Cattle in the Madrid region of Spain are infected with Coxiella burnetii with a non-random geographic distribution, and risk factors associated with positive results include production type and age of animals.
- What is the study outcome?
Seropositive test results for Coxiella burnetii in tested cattle.
- What were the exposures evaluated?
Production type and age of animal, among other variables.
- Which type of study design is this?
Cross-sectional study, based on testing of animals in study herds at a single point in time and collection of epidemiologic data at the same point in time.
Case 8.3. Vaccination to control Salmonella
De la Cruz ML, Conrado I, Nault A, Perez A, Dominguez L, Alvarez J. 2017. Vaccination as a control strategy against Salmonella infection in pigs: A systematic review and meta-analysis of the literature. Res Vet Sci. Oct;114:86-94.
Abstract: Consumption or handling of improperly processed or cooked pork is considered one of the top sources for foodborne salmonellosis, a common cause of intestinal disease worldwide. Asymptomatic carrier pigs may contaminate pork at slaughtering; therefore, pre-harvest reduction of Salmonella load can contribute to reduced public health risk. Multiple studies have evaluated the impact of vaccination on controlling Salmonella in swine farms, but results are highly variable due to the heterogeneity in vaccines and vaccination protocols. Here, we report the results of an inclusive systematic review and a meta-analysis of the peer-reviewed scientific literature to provide updated knowledge on the potential effectiveness of Salmonella vaccination. A total of 126 articles describing the use of Salmonella vaccines in swine were identified, of which 44 fulfilled the inclusion criteria. Most of the studies (36/44) used live vaccines, and S. Typhimurium and S. Choleraesuis were the predominant serotypes evaluated. Vaccine efficacy was most often measured through bacteriological isolation, and pooled estimates of vaccine efficacy were obtained as the difference in the percentage of positive animals when available. Attenuated and inactivated vaccines had similar efficacy [Risk Difference=-26.8% (-33.8, -19.71) and -29.5% (-44.4, -14.5), respectively]. No serotype effect was observed on the efficacy recorded for attenuated vaccines; however, a higher efficacy of inactivated vaccines against S. Choleraesuis was observed, though in a reduced sample. Results from the meta-analysis here demonstrate the impact that vaccination may have on the control of Salmonella in swine farms and could help in the design of programs to minimize the risk of transmission of certain serotypes through the food chain.
Questions:
- What is the study objective?
Vaccination against Salmonella reduces transmission in swine populations.
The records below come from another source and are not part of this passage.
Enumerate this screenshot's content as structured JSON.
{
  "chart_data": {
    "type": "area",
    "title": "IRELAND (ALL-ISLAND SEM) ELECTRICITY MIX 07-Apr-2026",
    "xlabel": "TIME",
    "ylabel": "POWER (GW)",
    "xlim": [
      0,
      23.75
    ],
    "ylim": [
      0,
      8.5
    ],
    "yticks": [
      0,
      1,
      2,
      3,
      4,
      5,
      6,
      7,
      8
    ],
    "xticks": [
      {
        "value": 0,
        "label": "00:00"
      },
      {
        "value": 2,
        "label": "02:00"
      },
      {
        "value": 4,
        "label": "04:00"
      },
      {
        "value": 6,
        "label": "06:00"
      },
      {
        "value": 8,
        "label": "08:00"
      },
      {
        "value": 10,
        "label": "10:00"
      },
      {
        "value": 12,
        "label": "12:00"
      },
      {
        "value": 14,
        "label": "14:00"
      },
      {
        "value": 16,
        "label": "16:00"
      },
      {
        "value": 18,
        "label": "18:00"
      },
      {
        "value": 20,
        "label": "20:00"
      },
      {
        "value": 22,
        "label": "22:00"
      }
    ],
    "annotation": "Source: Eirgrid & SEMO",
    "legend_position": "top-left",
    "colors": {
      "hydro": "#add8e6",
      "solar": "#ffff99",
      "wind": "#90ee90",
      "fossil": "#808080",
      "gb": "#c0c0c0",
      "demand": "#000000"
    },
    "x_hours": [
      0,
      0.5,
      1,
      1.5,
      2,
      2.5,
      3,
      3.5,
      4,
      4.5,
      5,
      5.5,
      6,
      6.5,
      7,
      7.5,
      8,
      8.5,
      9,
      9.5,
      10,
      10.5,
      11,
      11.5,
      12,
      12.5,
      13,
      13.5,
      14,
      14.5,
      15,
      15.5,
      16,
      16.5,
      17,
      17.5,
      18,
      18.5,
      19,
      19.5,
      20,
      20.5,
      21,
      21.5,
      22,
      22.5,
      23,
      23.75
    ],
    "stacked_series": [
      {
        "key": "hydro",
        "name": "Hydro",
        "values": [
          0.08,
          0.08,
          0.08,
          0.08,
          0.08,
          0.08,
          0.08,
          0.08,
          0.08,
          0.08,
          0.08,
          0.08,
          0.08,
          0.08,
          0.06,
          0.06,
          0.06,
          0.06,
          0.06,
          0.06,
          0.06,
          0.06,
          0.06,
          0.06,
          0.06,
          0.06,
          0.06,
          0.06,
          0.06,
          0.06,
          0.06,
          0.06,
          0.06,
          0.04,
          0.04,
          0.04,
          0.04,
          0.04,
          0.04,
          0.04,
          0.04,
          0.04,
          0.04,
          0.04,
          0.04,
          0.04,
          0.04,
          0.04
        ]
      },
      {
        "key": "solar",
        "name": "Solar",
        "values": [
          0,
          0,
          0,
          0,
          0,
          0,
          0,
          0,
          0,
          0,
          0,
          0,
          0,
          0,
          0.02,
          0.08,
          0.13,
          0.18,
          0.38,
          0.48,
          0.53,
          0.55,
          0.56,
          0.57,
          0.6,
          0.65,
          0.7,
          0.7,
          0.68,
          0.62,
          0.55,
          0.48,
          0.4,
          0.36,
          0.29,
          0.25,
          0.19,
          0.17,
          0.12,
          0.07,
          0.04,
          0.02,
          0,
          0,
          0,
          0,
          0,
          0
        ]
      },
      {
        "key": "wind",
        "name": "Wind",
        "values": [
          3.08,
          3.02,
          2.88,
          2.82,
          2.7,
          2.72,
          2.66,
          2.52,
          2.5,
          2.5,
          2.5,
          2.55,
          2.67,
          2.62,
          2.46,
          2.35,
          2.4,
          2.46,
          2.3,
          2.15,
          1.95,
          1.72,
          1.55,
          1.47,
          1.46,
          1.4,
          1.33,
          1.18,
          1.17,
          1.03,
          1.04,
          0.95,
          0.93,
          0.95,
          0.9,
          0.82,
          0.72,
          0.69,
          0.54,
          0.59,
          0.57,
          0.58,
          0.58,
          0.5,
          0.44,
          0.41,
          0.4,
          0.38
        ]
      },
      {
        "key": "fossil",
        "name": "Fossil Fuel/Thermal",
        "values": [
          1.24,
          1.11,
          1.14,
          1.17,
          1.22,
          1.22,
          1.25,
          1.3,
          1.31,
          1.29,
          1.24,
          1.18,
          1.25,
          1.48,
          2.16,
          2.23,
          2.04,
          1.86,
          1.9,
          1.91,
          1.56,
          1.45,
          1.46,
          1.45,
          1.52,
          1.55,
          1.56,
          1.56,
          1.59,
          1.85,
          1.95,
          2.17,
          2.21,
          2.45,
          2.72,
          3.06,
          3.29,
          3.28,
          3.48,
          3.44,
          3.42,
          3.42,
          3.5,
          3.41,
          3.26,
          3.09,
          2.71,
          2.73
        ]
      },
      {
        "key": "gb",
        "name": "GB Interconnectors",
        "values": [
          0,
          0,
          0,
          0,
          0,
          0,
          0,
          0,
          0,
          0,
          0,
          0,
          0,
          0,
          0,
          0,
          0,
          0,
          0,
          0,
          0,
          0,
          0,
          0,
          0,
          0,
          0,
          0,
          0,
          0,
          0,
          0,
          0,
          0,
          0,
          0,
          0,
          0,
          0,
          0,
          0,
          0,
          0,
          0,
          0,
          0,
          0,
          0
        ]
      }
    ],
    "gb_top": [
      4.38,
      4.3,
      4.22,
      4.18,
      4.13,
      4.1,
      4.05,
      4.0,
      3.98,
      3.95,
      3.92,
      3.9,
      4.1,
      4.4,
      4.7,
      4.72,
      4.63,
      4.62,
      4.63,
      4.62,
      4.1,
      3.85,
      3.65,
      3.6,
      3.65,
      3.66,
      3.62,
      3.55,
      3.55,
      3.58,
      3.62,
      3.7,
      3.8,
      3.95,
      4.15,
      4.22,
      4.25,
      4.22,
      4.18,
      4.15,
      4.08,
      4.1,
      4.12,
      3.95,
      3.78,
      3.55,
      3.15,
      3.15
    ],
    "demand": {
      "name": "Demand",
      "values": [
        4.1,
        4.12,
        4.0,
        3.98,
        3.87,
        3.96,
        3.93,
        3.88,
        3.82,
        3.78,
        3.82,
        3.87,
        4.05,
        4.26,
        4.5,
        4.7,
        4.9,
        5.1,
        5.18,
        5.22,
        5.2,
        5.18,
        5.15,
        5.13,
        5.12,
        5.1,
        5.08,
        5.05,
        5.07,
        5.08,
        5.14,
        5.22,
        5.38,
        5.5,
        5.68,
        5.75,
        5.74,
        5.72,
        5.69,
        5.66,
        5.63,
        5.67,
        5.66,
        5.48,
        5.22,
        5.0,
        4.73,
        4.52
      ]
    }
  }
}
- What is the study outcome?
Isolation of Salmonella from swine samples.
- What is the exposure evaluated?
Use of Salmonella vaccines in swine.
- Which type of study design is this?
Systematic review and Meta-analysis. This involves a systematic review of pre-appraised (previously evaluated) information from other studies, and provides the highest level of information, including meta-analysis to generate summary effect (Risk Difference) estimates.